Strange Loops: Asynchronous Testing on Android
Everyone has an opinion on testing. That's fine. But opinions are cheap compared to experience from the trenches. And on the Android platform, the trenches are deep and filled with surprises. Let's jump in and see what we can find.
Android ♥ Async
The Android framework is fundamentally event-driven and asynchronous, something that traditional unit tests do not manage very well. To cope, you have to either divide your app into small chunks and test each chunk separately, or you figure something else out. (Even with the chunked approach, you probably want to test how chunks work together.)
Tutorial vs Reality
The first "something else" you are likely to try is
ActivityInstrumentationTestCase2
. There is a tutorial on it, and it
seems to support hooking into your activity from test code. In reality this
support is limited. Yes, you can reach into the view tree and retrieve views
by their ID. Yes, you can inject key events to the app with
sendKeys() , and touch events with TouchUtils.
But there are problems. If your app contains a dialog box, you cannot easily
interact with its contents from test code. (The ID's that you would need are
hidden in the SDK). TouchUtils
is flaky, especially when it comes to
scrolling.
The asynchronous stuff also gets in the way. After you simulate a click on a button, you have to give the framework time to launch that dialog, connect to that service, or download that file. It is hard to know how long to wait before failing the test. The time to create a dialog is fairly predictible, but, but anything touching the file system or the network will be slower. It's not uncommon to see latency jump between 100ms and 1000ms. So you have to either probe periodically, or wire up a mechanism to be notified when it is ready. More about that later.

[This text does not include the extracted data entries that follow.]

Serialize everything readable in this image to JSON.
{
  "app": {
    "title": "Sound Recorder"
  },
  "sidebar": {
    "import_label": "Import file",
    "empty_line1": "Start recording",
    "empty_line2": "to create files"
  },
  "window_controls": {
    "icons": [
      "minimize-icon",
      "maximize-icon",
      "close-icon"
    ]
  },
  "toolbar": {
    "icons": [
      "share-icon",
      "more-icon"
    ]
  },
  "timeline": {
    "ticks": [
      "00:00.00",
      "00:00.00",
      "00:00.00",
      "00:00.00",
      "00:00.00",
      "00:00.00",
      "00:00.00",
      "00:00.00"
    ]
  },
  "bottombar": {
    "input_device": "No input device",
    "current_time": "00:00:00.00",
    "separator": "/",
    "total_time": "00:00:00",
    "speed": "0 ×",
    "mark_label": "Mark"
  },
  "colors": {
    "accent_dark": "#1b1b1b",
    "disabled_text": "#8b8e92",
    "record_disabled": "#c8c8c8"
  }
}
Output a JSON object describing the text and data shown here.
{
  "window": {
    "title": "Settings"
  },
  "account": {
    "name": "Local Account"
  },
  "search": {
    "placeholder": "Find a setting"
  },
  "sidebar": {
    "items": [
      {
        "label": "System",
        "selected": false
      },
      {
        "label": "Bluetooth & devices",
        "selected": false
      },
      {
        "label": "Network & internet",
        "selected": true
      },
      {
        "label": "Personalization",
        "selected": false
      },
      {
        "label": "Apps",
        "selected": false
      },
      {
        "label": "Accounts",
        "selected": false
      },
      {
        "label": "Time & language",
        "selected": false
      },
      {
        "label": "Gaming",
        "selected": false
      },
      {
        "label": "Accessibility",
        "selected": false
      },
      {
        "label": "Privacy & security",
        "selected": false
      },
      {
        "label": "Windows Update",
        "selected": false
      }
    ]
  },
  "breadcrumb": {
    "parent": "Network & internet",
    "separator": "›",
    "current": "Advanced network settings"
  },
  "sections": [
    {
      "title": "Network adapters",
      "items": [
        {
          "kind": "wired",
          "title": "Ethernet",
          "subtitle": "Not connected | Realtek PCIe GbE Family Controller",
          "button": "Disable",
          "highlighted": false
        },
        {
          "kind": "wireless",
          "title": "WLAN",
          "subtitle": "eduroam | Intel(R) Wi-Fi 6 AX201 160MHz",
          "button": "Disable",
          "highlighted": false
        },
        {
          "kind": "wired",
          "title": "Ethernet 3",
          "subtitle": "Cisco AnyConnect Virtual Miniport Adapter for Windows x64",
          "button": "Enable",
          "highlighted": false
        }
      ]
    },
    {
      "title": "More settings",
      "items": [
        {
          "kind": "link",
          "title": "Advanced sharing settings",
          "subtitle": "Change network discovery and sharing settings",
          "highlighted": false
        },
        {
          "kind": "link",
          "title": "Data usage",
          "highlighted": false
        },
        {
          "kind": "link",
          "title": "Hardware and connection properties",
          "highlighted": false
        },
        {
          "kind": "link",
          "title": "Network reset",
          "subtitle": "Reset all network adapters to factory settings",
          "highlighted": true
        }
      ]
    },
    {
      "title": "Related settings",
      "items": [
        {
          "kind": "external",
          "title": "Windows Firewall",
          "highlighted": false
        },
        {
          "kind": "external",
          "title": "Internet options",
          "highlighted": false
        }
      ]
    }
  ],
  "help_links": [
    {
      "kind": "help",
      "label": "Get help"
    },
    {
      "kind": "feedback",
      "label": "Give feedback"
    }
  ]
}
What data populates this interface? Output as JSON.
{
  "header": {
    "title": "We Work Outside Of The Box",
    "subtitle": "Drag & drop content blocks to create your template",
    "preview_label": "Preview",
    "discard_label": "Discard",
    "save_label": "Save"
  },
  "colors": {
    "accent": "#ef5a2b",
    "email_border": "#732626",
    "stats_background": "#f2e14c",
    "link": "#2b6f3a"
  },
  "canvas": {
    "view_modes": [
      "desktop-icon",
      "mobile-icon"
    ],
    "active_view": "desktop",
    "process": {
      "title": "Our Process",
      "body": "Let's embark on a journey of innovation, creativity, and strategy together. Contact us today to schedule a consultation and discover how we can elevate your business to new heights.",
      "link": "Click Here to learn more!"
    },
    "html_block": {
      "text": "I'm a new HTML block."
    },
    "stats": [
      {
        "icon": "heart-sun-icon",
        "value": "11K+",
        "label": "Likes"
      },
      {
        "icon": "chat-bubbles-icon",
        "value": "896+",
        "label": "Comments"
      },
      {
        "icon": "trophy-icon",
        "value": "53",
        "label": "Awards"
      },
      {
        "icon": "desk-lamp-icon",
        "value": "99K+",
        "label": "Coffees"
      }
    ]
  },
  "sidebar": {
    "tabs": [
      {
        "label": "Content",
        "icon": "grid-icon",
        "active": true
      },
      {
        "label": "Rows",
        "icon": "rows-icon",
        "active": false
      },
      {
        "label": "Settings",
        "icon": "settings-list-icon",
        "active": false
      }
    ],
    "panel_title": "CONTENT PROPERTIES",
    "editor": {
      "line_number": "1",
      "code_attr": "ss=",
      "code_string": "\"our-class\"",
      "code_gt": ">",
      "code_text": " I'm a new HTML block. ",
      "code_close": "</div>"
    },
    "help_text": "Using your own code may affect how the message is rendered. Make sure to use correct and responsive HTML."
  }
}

What's frustrating is not that the support is lacking, it's that the idea you
get from the documentation does not match reality. I doubt that anyone who
is using Act..TestCase2
for serious testing is very happy about it. I'd be
curious to hear contrary opinions.
Brittle tests are worse than no tests at all, in my opinion. And tests based on
Act..TestCase2
will be brittle, unless you invest a lot of time into
understanding the internals of the framework. A good investment,
doubtless, but as you struggle along, you will ask yourself if this is what
it's like for everyone, or if maybe you just missed something.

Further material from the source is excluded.